Here is the problem I'm having trouble solving (number 18):
Let $K$ be the smallest convex set in $\mathbb{ R}^3$ that contains the points $(1, 0, 1), (1, 0, -1)$, and $(\cos \phi, \sin \phi, 0)$, for $0 \le \phi \le 2 \pi $. Show that $K$ is compact but that the set of all extreme points of $K$ is not compact. Does such an example exist in $\mathbb{R}^2$?
So I need to show that this set is closed and bounded.
Could you help me with that?
Thanks.
Best Answer
You can explicitly write down a parametrization of $K$, showing that it's a continuous image of a compact set. But here is a general argument.
Claim
If $A\subset \mathbb R^n$ is compact and $C$ is the smallest convex set containing $A$, then $C$ is compact.
Proof. The set $C$, also known as the convex hull of $C$ consists of all finite convex combinations of the points of $A$. But Carathéodory's theorem on convex hull, we only need the combinations of $(n+1)$ points of $A$. Let $$\Delta_n=\left\{x\in \mathbb R^{n+1}: x_i\ge 0, \ \sum x_i=1\right\}$$ be the standard $n$-dimensional simplex (a compact set).

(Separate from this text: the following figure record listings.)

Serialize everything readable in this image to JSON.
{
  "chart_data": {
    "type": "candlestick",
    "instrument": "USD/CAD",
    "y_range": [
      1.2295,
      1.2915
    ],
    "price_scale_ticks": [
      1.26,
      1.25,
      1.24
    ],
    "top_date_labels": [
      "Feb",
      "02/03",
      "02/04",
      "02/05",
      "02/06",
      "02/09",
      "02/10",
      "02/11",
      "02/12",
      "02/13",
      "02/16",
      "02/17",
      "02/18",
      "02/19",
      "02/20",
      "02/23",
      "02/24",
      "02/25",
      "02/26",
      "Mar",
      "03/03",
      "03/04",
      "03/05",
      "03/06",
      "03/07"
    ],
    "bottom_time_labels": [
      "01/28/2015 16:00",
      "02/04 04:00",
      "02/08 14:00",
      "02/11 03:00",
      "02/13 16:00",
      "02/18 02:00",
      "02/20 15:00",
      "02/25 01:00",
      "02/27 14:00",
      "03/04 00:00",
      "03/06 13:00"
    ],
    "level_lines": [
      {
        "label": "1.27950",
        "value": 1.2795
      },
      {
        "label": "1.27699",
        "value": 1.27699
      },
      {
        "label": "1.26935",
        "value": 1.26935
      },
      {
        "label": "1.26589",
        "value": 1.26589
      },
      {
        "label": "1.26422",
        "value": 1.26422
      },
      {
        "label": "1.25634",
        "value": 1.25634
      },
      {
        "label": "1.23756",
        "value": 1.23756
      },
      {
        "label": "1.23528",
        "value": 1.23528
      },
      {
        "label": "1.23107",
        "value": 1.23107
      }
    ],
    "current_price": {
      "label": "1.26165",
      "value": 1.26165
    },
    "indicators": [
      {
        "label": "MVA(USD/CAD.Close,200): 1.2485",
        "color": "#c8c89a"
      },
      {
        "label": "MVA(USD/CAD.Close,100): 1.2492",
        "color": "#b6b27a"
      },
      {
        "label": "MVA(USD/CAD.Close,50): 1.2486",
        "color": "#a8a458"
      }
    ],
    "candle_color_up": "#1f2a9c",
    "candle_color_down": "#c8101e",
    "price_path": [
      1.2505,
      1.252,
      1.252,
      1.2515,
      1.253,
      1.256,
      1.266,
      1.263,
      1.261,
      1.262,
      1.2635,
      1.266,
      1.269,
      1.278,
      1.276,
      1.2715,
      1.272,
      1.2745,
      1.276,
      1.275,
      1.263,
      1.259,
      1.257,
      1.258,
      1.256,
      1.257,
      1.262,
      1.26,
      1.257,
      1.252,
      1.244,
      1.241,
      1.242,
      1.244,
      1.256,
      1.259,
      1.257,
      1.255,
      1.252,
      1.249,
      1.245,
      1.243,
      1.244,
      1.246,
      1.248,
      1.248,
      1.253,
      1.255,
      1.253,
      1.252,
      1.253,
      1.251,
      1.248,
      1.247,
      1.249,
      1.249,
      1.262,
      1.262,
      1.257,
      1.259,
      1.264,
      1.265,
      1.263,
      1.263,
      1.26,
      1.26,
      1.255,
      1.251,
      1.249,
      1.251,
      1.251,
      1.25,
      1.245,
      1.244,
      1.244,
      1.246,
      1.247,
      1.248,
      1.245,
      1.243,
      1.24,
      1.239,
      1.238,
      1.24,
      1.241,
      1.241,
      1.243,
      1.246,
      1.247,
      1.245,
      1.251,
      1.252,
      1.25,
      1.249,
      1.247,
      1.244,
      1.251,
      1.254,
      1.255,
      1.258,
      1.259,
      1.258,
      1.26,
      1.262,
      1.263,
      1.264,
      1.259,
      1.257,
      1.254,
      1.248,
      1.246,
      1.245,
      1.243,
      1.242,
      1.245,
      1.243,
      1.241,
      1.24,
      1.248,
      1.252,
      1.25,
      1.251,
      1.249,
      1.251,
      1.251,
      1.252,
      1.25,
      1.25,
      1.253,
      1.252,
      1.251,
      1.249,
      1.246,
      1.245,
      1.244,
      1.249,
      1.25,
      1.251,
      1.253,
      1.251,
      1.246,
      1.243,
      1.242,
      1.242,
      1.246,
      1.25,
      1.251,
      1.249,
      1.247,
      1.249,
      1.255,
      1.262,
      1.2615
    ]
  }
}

By the above, $C$ is the image of $A^{n+1}\times \Delta_{n}$ under the map $$\Phi((p_1,\dots, p_{n+1}), (x_1,\dots,x_{n+1}))=\sum_{i=1}^{n+1} x_i p_i$$ which is evidently continuous. Thus $C$ is compact.
Some further hints:
The set of extreme points of $K$ contains almost all of the unit circle in the $xy$-plane, except for one point. This is why it's not closed.
In two dimensions, the set of non-extreme point is open in the induced topology of $\partial K$, because open line segments are open relative to $\partial K$. This is why the set of extreme points is closed in this case.